Co najmniej jedna osoba zginęła, a trzy zostały ranne w wyniku rosyjskiego ataku powietrznego na Odessę – poinformował szef władz wojskowych obwodu odeskiego Ołeh Kiper.
Alarm powietrzny około godz. 3 w nocy polskiego czasu ogłoszono w Kijowie, a następnie w obwodzie kijowskim oraz większości regionów Ukrainy. Alarm powietrzny został ogłoszony również w regionach zachodnich.
Ukraińskie siły obrony przeciwlotniczej informowały też o rosyjskich rakietach, lecących w kierunku obwodów: dniepropietrowskiego, charkowskiego, połtawskiego i czerkaskiego.
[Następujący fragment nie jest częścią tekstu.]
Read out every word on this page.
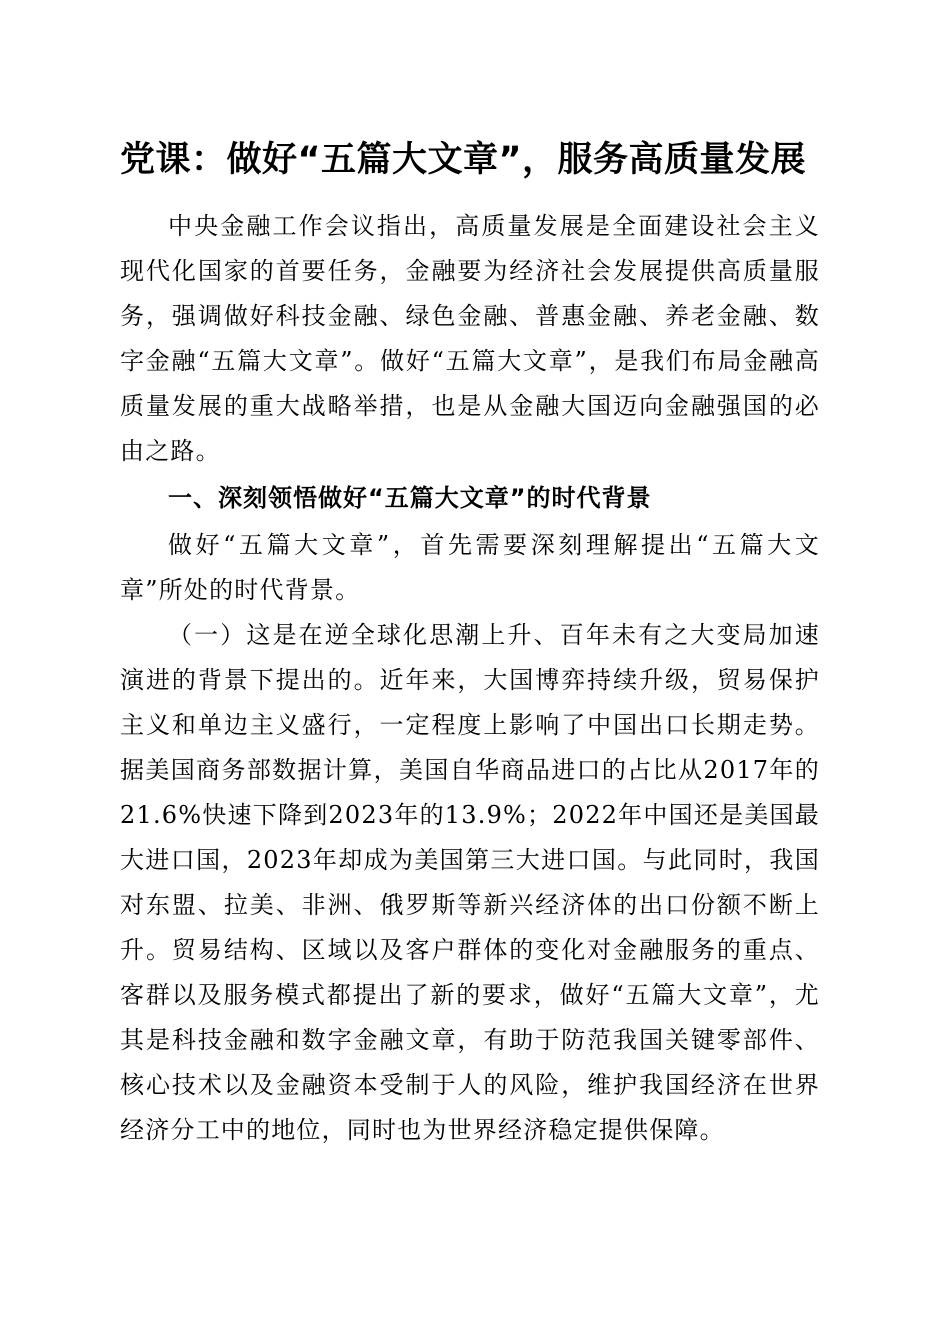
党课：做好“五篇大文章”，服务高质量发展

中央金融工作会议指出，高质量发展是全面建设社会主义现代化国家的首要任务，金融要为经济社会发展提供高质量服务，强调做好科技金融、绿色金融、普惠金融、养老金融、数字金融“五篇大文章”。做好“五篇大文章”，是我们布局金融高质量发展的重大战略举措，也是从金融大国迈向金融强国的必由之路。

一、深刻领悟做好“五篇大文章”的时代背景

做好“五篇大文章”，首先需要深刻理解提出“五篇大文章”所处的时代背景。

（一）这是在逆全球化思潮上升、百年未有之大变局加速演进的背景下提出的。近年来，大国博弈持续升级，贸易保护主义和单边主义盛行，一定程度上影响了中国出口长期走势。据美国商务部数据计算，美国自华商品进口的占比从2017年的21.6%快速下降到2023年的13.9%；2022年中国还是美国最大进口国，2023年却成为美国第三大进口国。与此同时，我国对东盟、拉美、非洲、俄罗斯等新兴经济体的出口份额不断上升。贸易结构、区域以及客户群体的变化对金融服务的重点、客群以及服务模式都提出了新的要求，做好“五篇大文章”，尤其是科技金融和数字金融文章，有助于防范我国关键零部件、核心技术以及金融资本受制于人的风险，维护我国经济在世界经济分工中的地位，同时也为世界经济稳定提供保障。
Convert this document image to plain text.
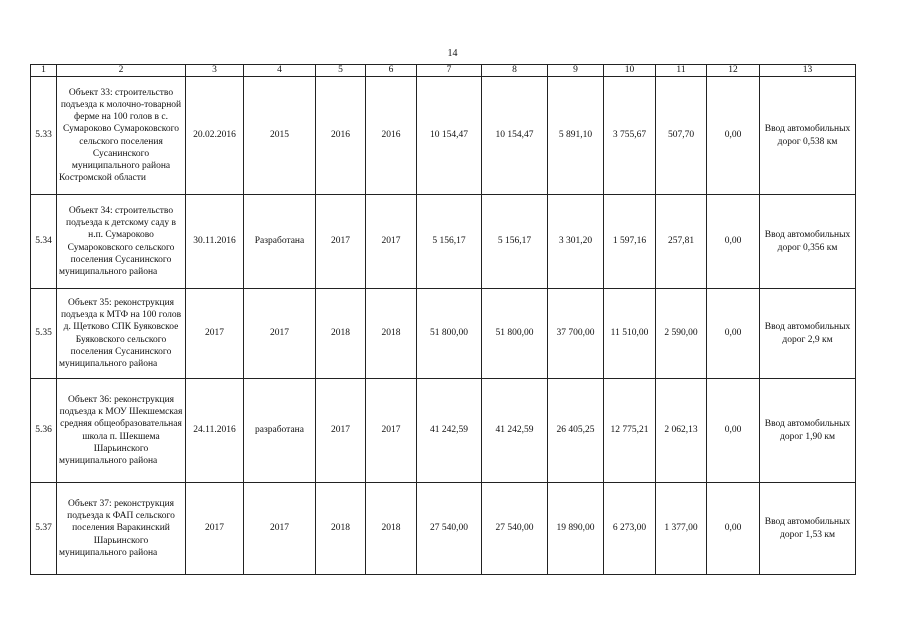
14
1	2	3	4	5	6	7	8	9	10	11	12	13
5.33	Объект 33: строительство подъезда к молочно-товарной ферме на 100 голов в с. Сумароково Сумароковского сельского поселения Сусанинского муниципального района Костромской области	20.02.2016	2015	2016	2016	10 154,47	10 154,47	5 891,10	3 755,67	507,70	0,00	Ввод автомобильных дорог 0,538 км
5.34	Объект 34: строительство подъезда к детскому саду в н.п. Сумароково Сумароковского сельского поселения Сусанинского муниципального района	30.11.2016	Разработана	2017	2017	5 156,17	5 156,17	3 301,20	1 597,16	257,81	0,00	Ввод автомобильных дорог 0,356 км
5.35	Объект 35: реконструкция подъезда к МТФ на 100 голов д. Щетково СПК Буяковское Буяковского сельского поселения Сусанинского муниципального района	2017	2017	2018	2018	51 800,00	51 800,00	37 700,00	11 510,00	2 590,00	0,00	Ввод автомобильных дорог 2,9 км
5.36	Объект 36: реконструкция подъезда к МОУ Шекшемская средняя общеобразовательная школа п. Шекшема Шарьинского муниципального района	24.11.2016	разработана	2017	2017	41 242,59	41 242,59	26 405,25	12 775,21	2 062,13	0,00	Ввод автомобильных дорог 1,90 км
5.37	Объект 37: реконструкция подъезда к ФАП сельского поселения Варакинский Шарьинского муниципального района	2017	2017	2018	2018	27 540,00	27 540,00	19 890,00	6 273,00	1 377,00	0,00	Ввод автомобильных дорог 1,53 км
Siły zbrojne poinformowały również o rakietach kierujących się w stronę Dniepru, Pawłohradu i Berdyczowa w obwodzie żytomierskim.
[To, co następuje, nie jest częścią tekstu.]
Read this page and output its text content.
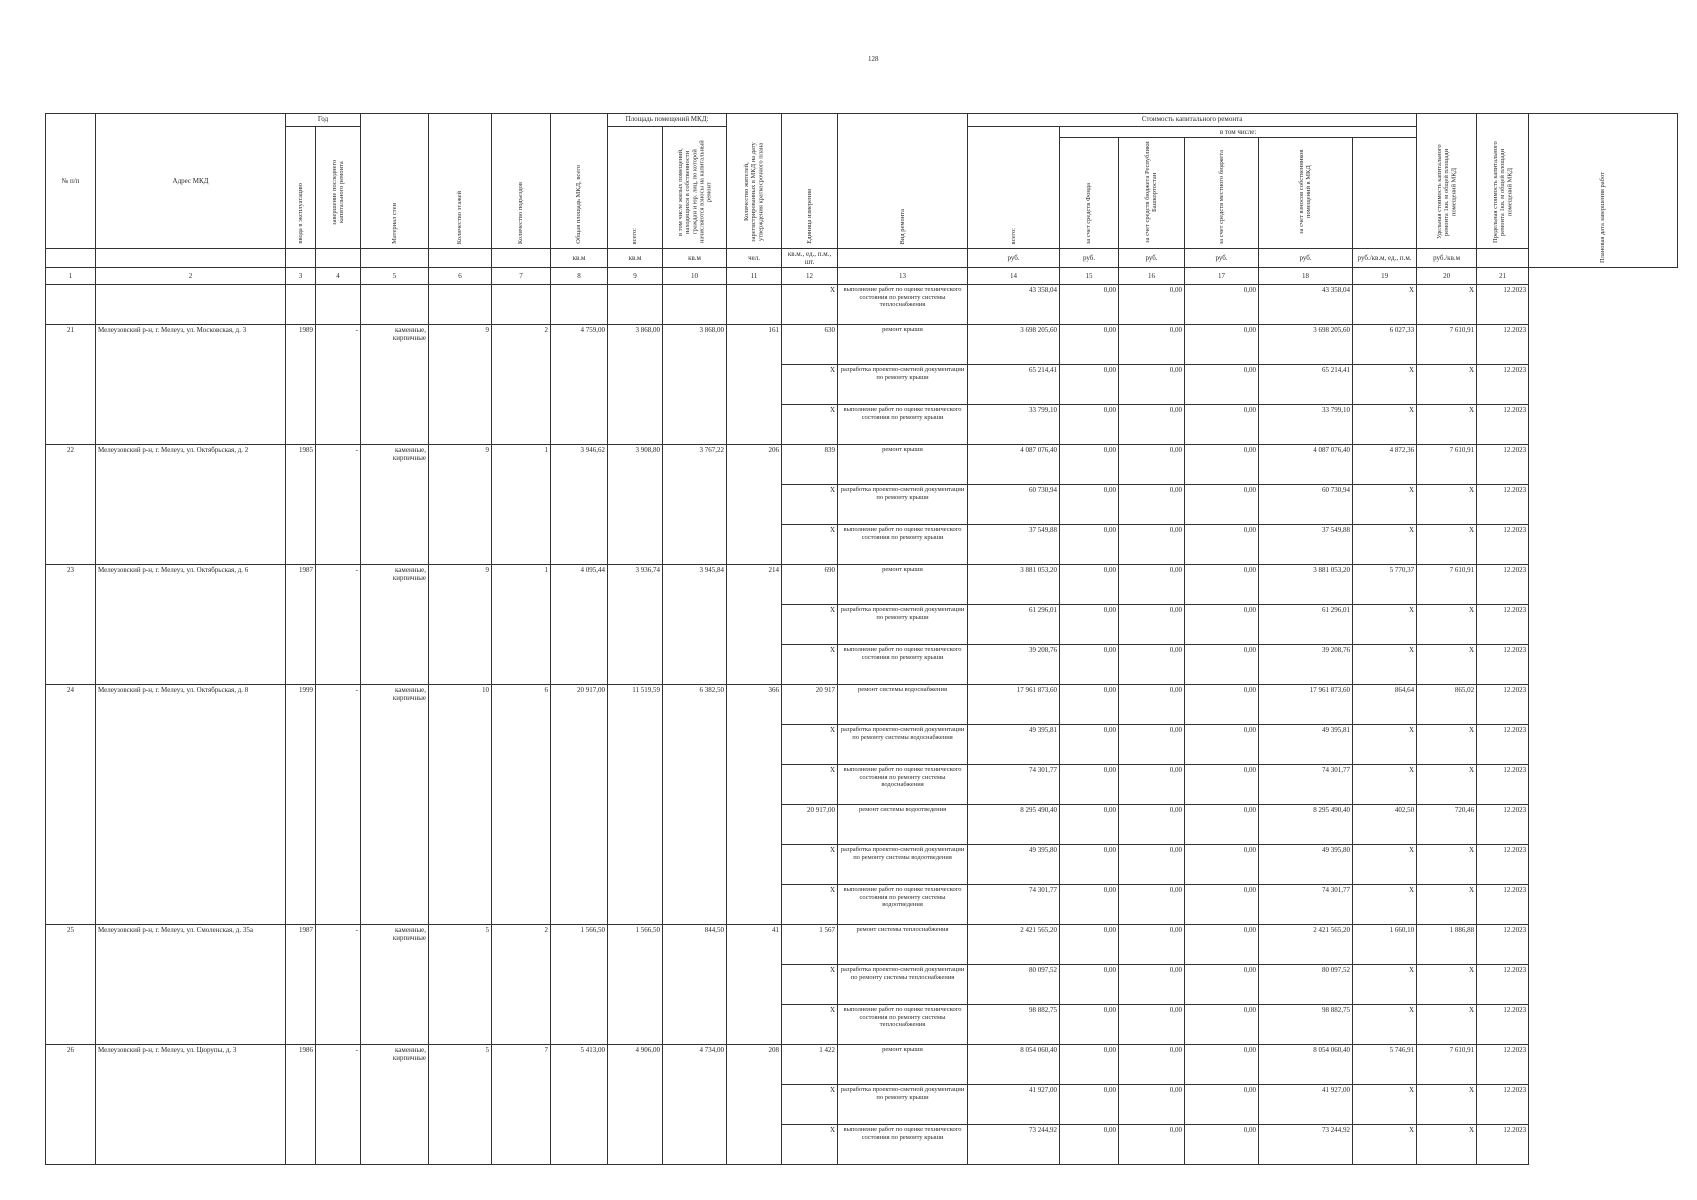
128
№ п/п	Адрес МКД	Год		Материал стен	Количество этажей	Количество подъездов	Общая площадь МКД, всего	Площадь помещений МКД:		Количество жителей, зарегистрированных в МКД на дату утверждения краткосрочного плана	Единица измерения	Вид ремонта	Стоимость капитального ремонта						Удельная стоимость капитального ремонта 1кв. м общей площади помещений МКД	Предельная стоимость капитального ремонта 1кв. м общей площади помещений МКД	Плановая дата завершения работ
		ввода в эксплуатацию	завершение последнего капитального ремонта					всего:	в том числе жилых помещений, находящихся в собственности граждан и юр. лиц, по которой начисляются взносы на капитальный ремонт				всего:	в том числе:							
														за счет средств Фонда	за счет средств бюджета Республики Башкортостан	за счет средств местного бюджета	за счет взносов собственников помещений в МКД				
							кв.м	кв.м	кв.м	чел.	кв.м., ед., п.м., шт.		руб.	руб.	руб.	руб.	руб.	руб./кв.м, ед., п.м.	руб./кв.м		
1	2	3	4	5	6	7	8	9	10	11	12	13	14	15	16	17	18	19	20	21	
											X	выполнение работ по оценке технического состояния по ремонту системы теплоснабжения	43 358,04	0,00	0,00	0,00	43 358,04	X	X	12.2023	
21	Мелеузовский р-н, г. Мелеуз, ул. Московская, д. 3	1989	-	каменные, кирпичные	9	2	4 759,00	3 868,00	3 868,00	161	630	ремонт крыши	3 698 205,60	0,00	0,00	0,00	3 698 205,60	6 027,33	7 610,91	12.2023	
											X	разработка проектно-сметной документации по ремонту крыши	65 214,41	0,00	0,00	0,00	65 214,41	X	X	12.2023	
											X	выполнение работ по оценке технического состояния по ремонту крыши	33 799,10	0,00	0,00	0,00	33 799,10	X	X	12.2023	
22	Мелеузовский р-н, г. Мелеуз, ул. Октябрьская, д. 2	1985	-	каменные, кирпичные	9	1	3 946,62	3 908,80	3 767,22	206	839	ремонт крыши	4 087 076,40	0,00	0,00	0,00	4 087 076,40	4 872,36	7 610,91	12.2023	
											X	разработка проектно-сметной документации по ремонту крыши	60 730,94	0,00	0,00	0,00	60 730,94	X	X	12.2023	
											X	выполнение работ по оценке технического состояния по ремонту крыши	37 549,88	0,00	0,00	0,00	37 549,88	X	X	12.2023	
23	Мелеузовский р-н, г. Мелеуз, ул. Октябрьская, д. 6	1987	-	каменные, кирпичные	9	1	4 095,44	3 936,74	3 945,84	214	690	ремонт крыши	3 881 053,20	0,00	0,00	0,00	3 881 053,20	5 770,37	7 610,91	12.2023	
											X	разработка проектно-сметной документации по ремонту крыши	61 296,01	0,00	0,00	0,00	61 296,01	X	X	12.2023	
											X	выполнение работ по оценке технического состояния по ремонту крыши	39 208,76	0,00	0,00	0,00	39 208,76	X	X	12.2023	
24	Мелеузовский р-н, г. Мелеуз, ул. Октябрьская, д. 8	1999	-	каменные, кирпичные	10	6	20 917,00	11 519,59	6 382,50	366	20 917	ремонт системы водоснабжения	17 961 873,60	0,00	0,00	0,00	17 961 873,60	864,64	865,02	12.2023	
											X	разработка проектно-сметной документации по ремонту системы водоснабжения	49 395,81	0,00	0,00	0,00	49 395,81	X	X	12.2023	
											X	выполнение работ по оценке технического состояния по ремонту системы водоснабжения	74 301,77	0,00	0,00	0,00	74 301,77	X	X	12.2023	
											20 917,00	ремонт системы водоотведения	8 295 490,40	0,00	0,00	0,00	8 295 490,40	402,50	720,46	12.2023	
											X	разработка проектно-сметной документации по ремонту системы водоотведения	49 395,80	0,00	0,00	0,00	49 395,80	X	X	12.2023	
											X	выполнение работ по оценке технического состояния по ремонту системы водоотведения	74 301,77	0,00	0,00	0,00	74 301,77	X	X	12.2023	
25	Мелеузовский р-н, г. Мелеуз, ул. Смоленская, д. 35а	1987	-	каменные, кирпичные	5	2	1 566,50	1 566,50	844,50	41	1 567	ремонт системы теплоснабжения	2 421 565,20	0,00	0,00	0,00	2 421 565,20	1 660,10	1 886,88	12.2023	
											X	разработка проектно-сметной документации по ремонту системы теплоснабжения	80 097,52	0,00	0,00	0,00	80 097,52	X	X	12.2023	
											X	выполнение работ по оценке технического состояния по ремонту системы теплоснабжения	98 882,75	0,00	0,00	0,00	98 882,75	X	X	12.2023	
26	Мелеузовский р-н, г. Мелеуз, ул. Цюрупы, д. 3	1986	-	каменные, кирпичные	5	7	5 413,00	4 906,00	4 734,00	208	1 422	ремонт крыши	8 054 060,40	0,00	0,00	0,00	8 054 060,40	5 746,91	7 610,91	12.2023	
											X	разработка проектно-сметной документации по ремонту крыши	41 927,00	0,00	0,00	0,00	41 927,00	X	X	12.2023	
											X	выполнение работ по оценке технического состояния по ремонту крыши	73 244,92	0,00	0,00	0,00	73 244,92	X	X	12.2023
W związku z kolejnym atakiem Federacji Rosyjskiej na obiekty znajdujące się na terytorium Ukrainy, w tym w pobliżu granicy, polskie Dowództwo Rodzajów Sił Zbrojnych podjęło decyzję o poderwaniu dyżurnych par myśliwskich oraz postawieniu w stan najwyższej gotowości naziemnych systemów obrony powietrznej i rozpoznania radiolokacyjnego.
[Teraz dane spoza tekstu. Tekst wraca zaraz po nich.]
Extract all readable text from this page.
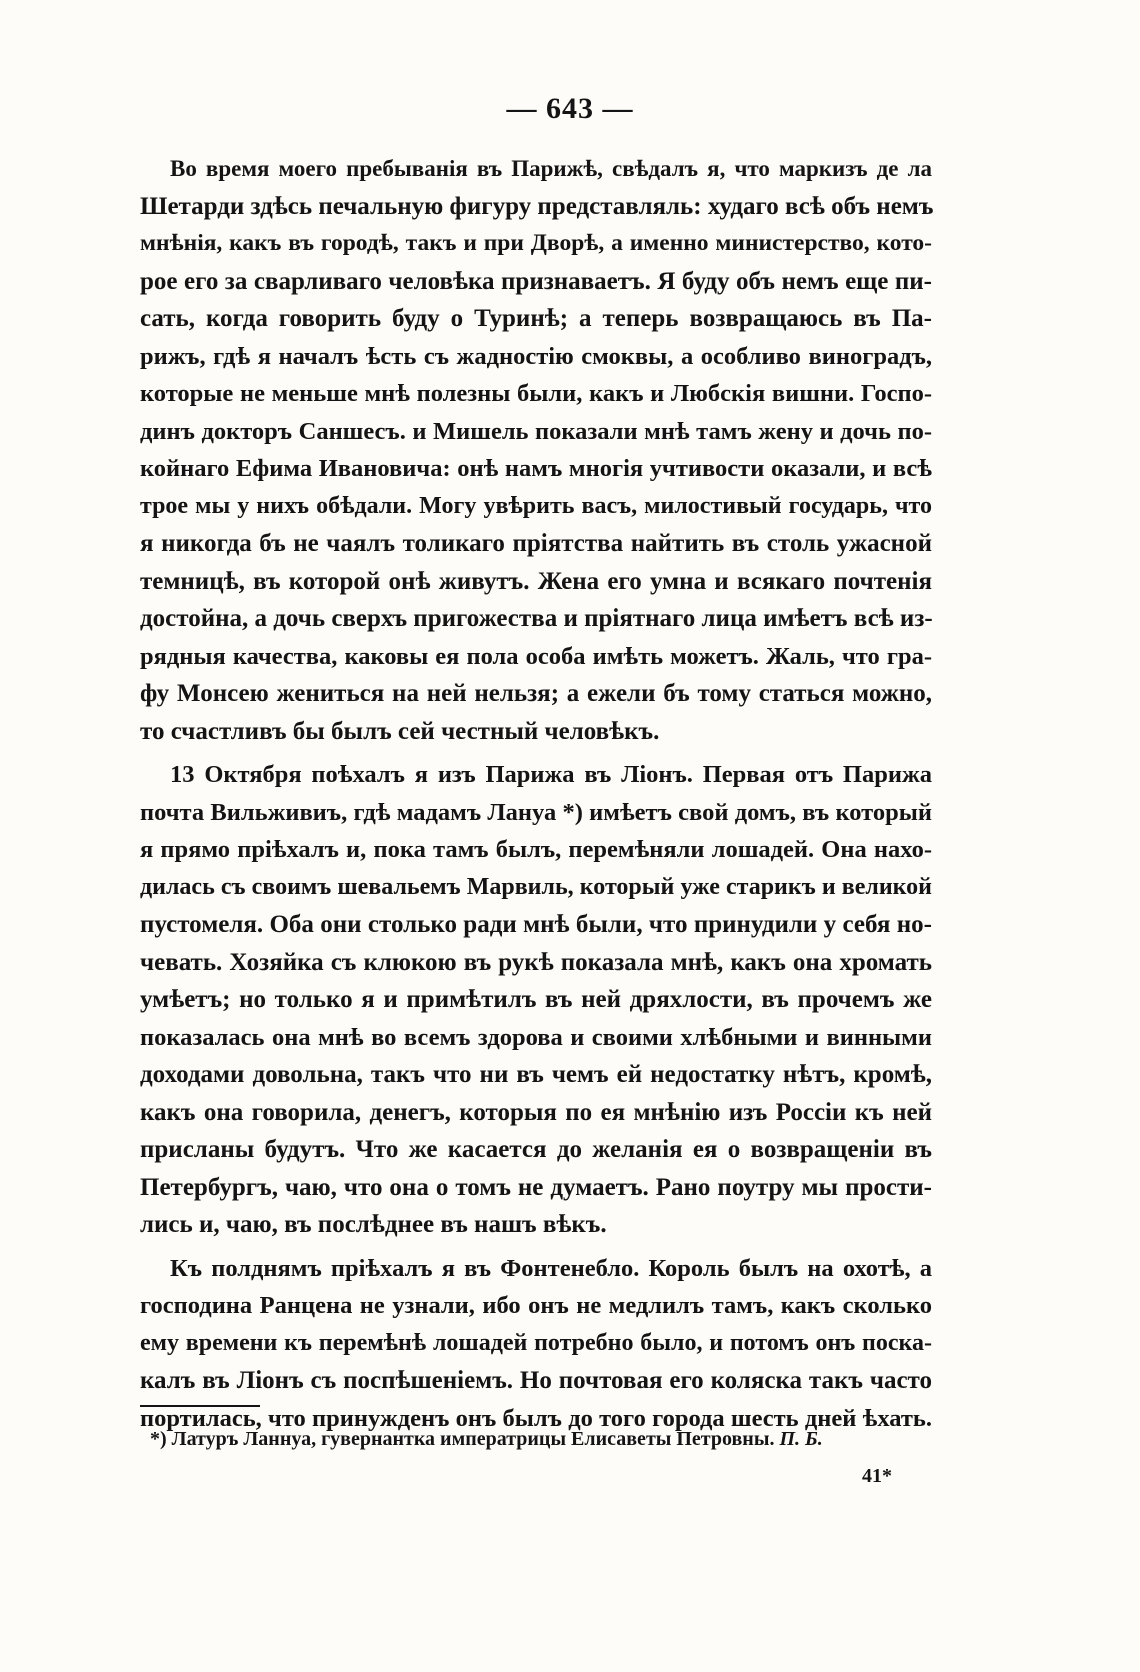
— 643 —
Во время моего пребыванія въ Парижѣ, свѣдалъ я, что маркизъ де ла
Шетарди здѣсь печальную фигуру представляль: худаго всѣ объ немъ
мнѣнія, какъ въ городѣ, такъ и при Дворѣ, а именно министерство, кото-
рое его за сварливаго человѣка признаваетъ. Я буду объ немъ еще пи-
сать, когда говорить буду о Туринѣ; а теперь возвращаюсь въ Па-
рижъ, гдѣ я началъ ѣсть съ жадностію смоквы, а особливо виноградъ,
которые не меньше мнѣ полезны были, какъ и Любскія вишни. Госпо-
динъ докторъ Саншесъ. и Мишель показали мнѣ тамъ жену и дочь по-
койнаго Ефима Ивановича: онѣ намъ многія учтивости оказали, и всѣ
трое мы у нихъ обѣдали. Могу увѣрить васъ, милостивый государь, что
я никогда бъ не чаялъ толикаго пріятства найтить въ столь ужасной
темницѣ, въ которой онѣ живутъ. Жена его умна и всякаго почтенія
достойна, а дочь сверхъ пригожества и пріятнаго лица имѣетъ всѣ из-
рядныя качества, каковы ея пола особа имѣть можетъ. Жаль, что гра-
фу Монсею жениться на ней нельзя; а ежели бъ тому статься можно,
то счастливъ бы былъ сей честный человѣкъ.
13 Октября поѣхалъ я изъ Парижа въ Ліонъ. Первая отъ Парижа
почта Вильживиъ, гдѣ мадамъ Лануа *) имѣетъ свой домъ, въ который
я прямо пріѣхалъ и, пока тамъ былъ, перемѣняли лошадей. Она нахо-
дилась съ своимъ шевальемъ Марвиль, который уже старикъ и великой
пустомеля. Оба они столько ради мнѣ были, что принудили у себя но-
чевать. Хозяйка съ клюкою въ рукѣ показала мнѣ, какъ она хромать
умѣетъ; но только я и примѣтилъ въ ней дряхлости, въ прочемъ же
показалась она мнѣ во всемъ здорова и своими хлѣбными и винными
доходами довольна, такъ что ни въ чемъ ей недостатку нѣтъ, кромѣ,
какъ она говорила, денегъ, которыя по ея мнѣнію изъ Россіи къ ней
присланы будутъ. Что же касается до желанія ея о возвращеніи въ
Петербургъ, чаю, что она о томъ не думаетъ. Рано поутру мы прости-
лись и, чаю, въ послѣднее въ нашъ вѣкъ.
Къ полднямъ пріѣхалъ я въ Фонтенебло. Король былъ на охотѣ, а
господина Ранцена не узнали, ибо онъ не медлилъ тамъ, какъ сколько
ему времени къ перемѣнѣ лошадей потребно было, и потомъ онъ поска-
калъ въ Ліонъ съ поспѣшеніемъ. Но почтовая его коляска такъ часто
портилась, что принужденъ онъ былъ до того города шесть дней ѣхать.
*) Латуръ Ланнуа, гувернантка императрицы Елисаветы Петровны. П. Б.
41*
![Kreml: Putin nie odrzucił planu pokojowego USA ws. Ukrainy [AKTUALIZACJA] 15 Barros: Rosja odrzuciła warunki, na które zgodziły się Ukraina i USA. Fot. PAP/EPA/KRISTINA KORMILITSINA / SPUTNIK / KREMLIN POOL](https://zachod.pl/wp-content/uploads/2025/12/adbe539787744059a78830bdc3fde8c6_xl-350x250.jpg)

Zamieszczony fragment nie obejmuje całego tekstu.